They stamped the snow from their feet and entered the little parsonage, where they were met by two small, healthy children, who wanted to kiss their father and mother. Not the least cause of the heartiness of their welcome was the good Sunday dinner which was cooking in the oven.

The priest took off his long clerical coat and put on one more like a layman's. In this, however, he never showed himself to any member of his congregation but only to his family and the old cook. The table was laid, the floor was clean and white, and the cut fir twigs smelt sweetly. The father said grace and they took their seats at the table as glad and as much at peace with the world and with each other as though a heart had never been broken for the sake of "higher aims."


The snow had melted and the earth reeked and fermented with creative power. The parsonage was situated on the unsightly plain in Uppland which is included in the ecclesiastical district of Rasbo. Wherever the eye looked there was only to be seen the stony ground, the clay soil, and some elder bushes which cowered like frightened hares before the never-ceasing wind. In the distance, on the horizon, were visible the tree-tops of the edge of a wood like the masts of a ship disappearing at sea. On the south side of the house the priest had planted some trees and hoed a little patch of ground where he cultivated flowers and vegetables, which in winter had to be covered with straw since they were not accustomed to this severe climate. A small stream which came from the woods in the north ran by the parsonage, and was large enough to row a punt on, if one kept exactly in the middle.

Dominus Peder in Rasbo had awakened at sunrise, kissed his wife and children, and gone to the church which lay a few stone's-throws from the parsonage. He had read the morning Mass, blessed the work of the day, and come home again beaming with joy and cheerfulness. The larks, which certainly did not understand the difference between beauty and ugliness, had sung over the stony fields as though they blessed the meagre crop. Water flowed murmuring in the ditches on whose edges gleamed yellow colt's-foot. The priest had come home, drunk his morning milk in the porch, and now he stood in his jerkin in the garden and released his flowers from their winter covering.
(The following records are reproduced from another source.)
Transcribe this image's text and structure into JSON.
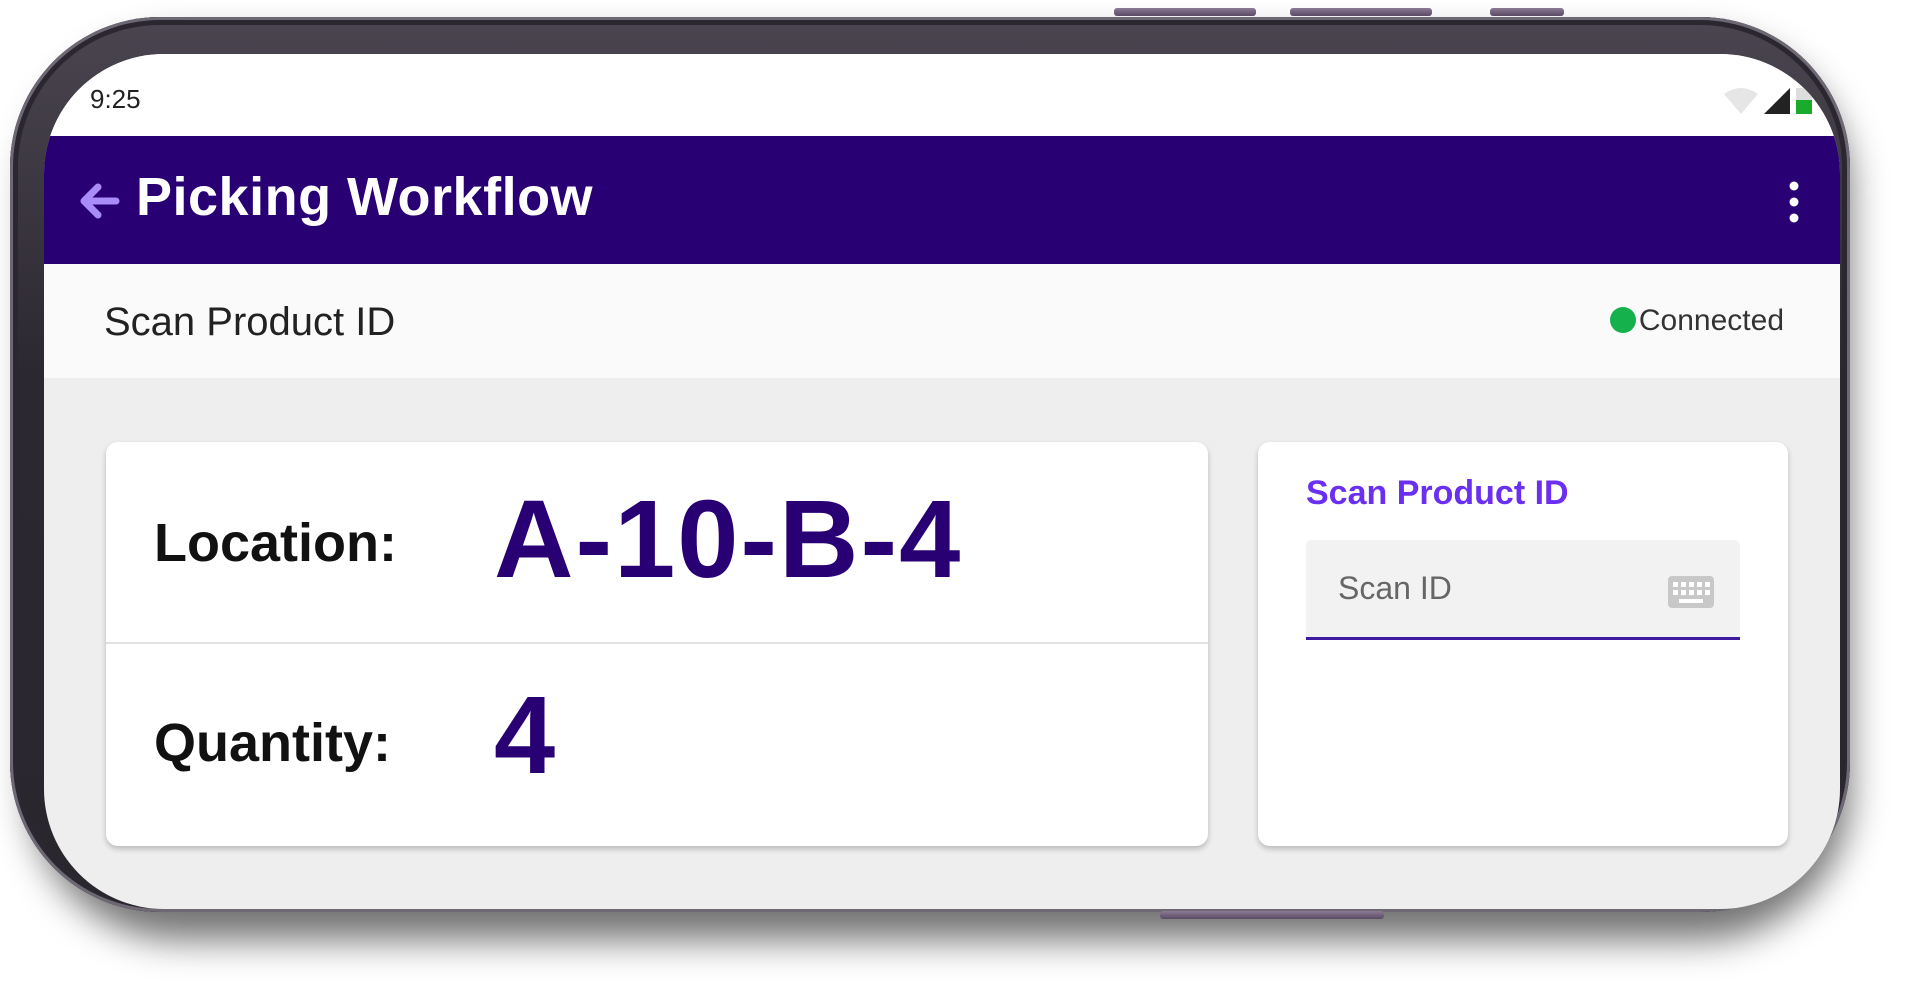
{
  "status_bar": {
    "time": "9:25"
  },
  "app_bar": {
    "title": "Picking Workflow",
    "icons": [
      "back-arrow-icon",
      "more-vert-icon"
    ],
    "background_color": "#280074"
  },
  "sub_header": {
    "title": "Scan Product ID",
    "connection_status": "Connected",
    "connection_color": "#14b14c"
  },
  "pick_card": {
    "location_label": "Location:",
    "location_value": "A-10-B-4",
    "quantity_label": "Quantity:",
    "quantity_value": "4",
    "value_color": "#280074"
  },
  "scan_card": {
    "label": "Scan Product ID",
    "input_placeholder": "Scan ID",
    "input_value": "",
    "icon": "keyboard-icon",
    "accent_color": "#6a2ff0"
  }
}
He took a hoe and began to turn up the sleeping ground. The sun glowed; the work to which he was unaccustomed stirred his blood. He inhaled deep draughts of the strong spring air and felt as robust as though he had awakened to new life. His wife had opened the window-shutters on the sunny side of the house, and stood there dressing, while she watched her husband at work.

"That is better than sitting over books," he said.

"You ought to have been a peasant," she replied.

"I could not, my dear! Ah, how it does one's breast and back good! Why do people think God has given us two long arms if they are not to be used."

"Yes, one does not need them to read with."

"No! but to shovel snow, to hew wood, to dig the ground, to carry one's children, and to defend oneself—that's what they are for, and one is punished if one does not use them. We 'spiritual' men, we must not touch this sinful earth."